Every five years or so, a natural weather occurrence called El Niño causes extreme ocean temperatures. This results in flooding in certain parts of the world, and droughts and wildfires in other parts. Now, new research shows that El Niño also causes a decrease in mass of ice shelves in Antarctica. Although a natural phenomena, climate change caused due to human activity has been linked to an increase in frequency of El Niño events. This would mean more melting of ice, rising ocean levels, and consequently faster submergence of coastal towns and islands.
This study, carried out by a team with members from the Jet Propulsion Laboratory, Stanford University, amongst others, examined 23 years of satellite data. They studied the fluctuation of height and mass of the Antarctic ice shelves over the years, and found a clear link between El Niño-Southern Oscillation (ENSO) and the variability of the ice shelves.
Dr Fernando Paolo, lead author of the study, said, “Since we saw the mass of the ice shelves fluctuate – and that can be affected by fluctuations in El Niño – then in the future we should expect a higher fluctuation.”
El Niño and La Niña are the two parts of El Niño-Southern Oscillation, a climate phenomena that causes changes in surface temperatures of seas. Because of this, air pressure in the atmosphere over these waters also changes. These changes are fuelled by weakening and strengthening of trade winds. During El Niño, weak trade winds lead to oceans warming up near the American continents, and colder ocean waters near Asia and Australia.

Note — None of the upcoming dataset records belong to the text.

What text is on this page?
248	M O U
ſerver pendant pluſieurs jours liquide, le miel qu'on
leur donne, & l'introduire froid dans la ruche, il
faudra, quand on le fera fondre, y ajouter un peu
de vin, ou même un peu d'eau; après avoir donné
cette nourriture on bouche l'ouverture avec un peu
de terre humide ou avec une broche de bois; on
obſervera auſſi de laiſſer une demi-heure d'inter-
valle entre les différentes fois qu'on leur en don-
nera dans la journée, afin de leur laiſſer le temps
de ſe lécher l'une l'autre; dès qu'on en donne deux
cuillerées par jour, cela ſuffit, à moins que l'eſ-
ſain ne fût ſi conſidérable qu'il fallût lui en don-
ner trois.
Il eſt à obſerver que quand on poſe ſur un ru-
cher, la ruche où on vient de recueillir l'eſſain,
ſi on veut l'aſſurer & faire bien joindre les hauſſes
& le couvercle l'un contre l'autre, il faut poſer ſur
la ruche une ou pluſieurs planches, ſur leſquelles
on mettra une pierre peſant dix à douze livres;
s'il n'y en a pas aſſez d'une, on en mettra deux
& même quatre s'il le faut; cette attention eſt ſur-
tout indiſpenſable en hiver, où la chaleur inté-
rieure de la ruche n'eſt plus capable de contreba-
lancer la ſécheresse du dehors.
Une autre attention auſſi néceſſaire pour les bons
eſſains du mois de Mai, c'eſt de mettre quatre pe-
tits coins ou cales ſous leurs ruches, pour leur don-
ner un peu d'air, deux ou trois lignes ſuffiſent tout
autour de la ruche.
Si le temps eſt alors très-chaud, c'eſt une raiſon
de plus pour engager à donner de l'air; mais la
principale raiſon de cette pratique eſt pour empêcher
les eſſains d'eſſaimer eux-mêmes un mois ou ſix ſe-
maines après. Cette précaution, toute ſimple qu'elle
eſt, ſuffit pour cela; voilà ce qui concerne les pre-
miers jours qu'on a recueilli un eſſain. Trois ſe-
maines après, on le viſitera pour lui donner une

In Antarctica, an interesting effect is seen. There is an increase in moisture content in the air, causing an increase in snowfall in the continent. At the same time, circulation of ocean waters pushes warmer waters underneath the ice shelf, causing the ice to melt. So while snowfall is adding mass to the top of ice shelves, melting at the bottom causes a decrease in mass. In total, however, there is still a decrease in mass. This is so because the ice added from snowfall is lower in density than the ice which melts.
Another study done last year showed that more frequent El Niño events are expected as global temperatures go above 1.5°C from pre-industrial levels. And the frequency of these will keep increasing for a few years even if climate change is controlled and temperatures stabilise. This is due to uneven warming of the planet which make El Niño events easier to occur.
Overall, the research says, it is important to keep in mind the impact El Niño will have when making projections of changes in global sea-levels. While a general pattern of thinning of the ice sheets because of global warming has already been established, these fluctuations will also contribute to melting of ice, and thus changes in ocean water levels.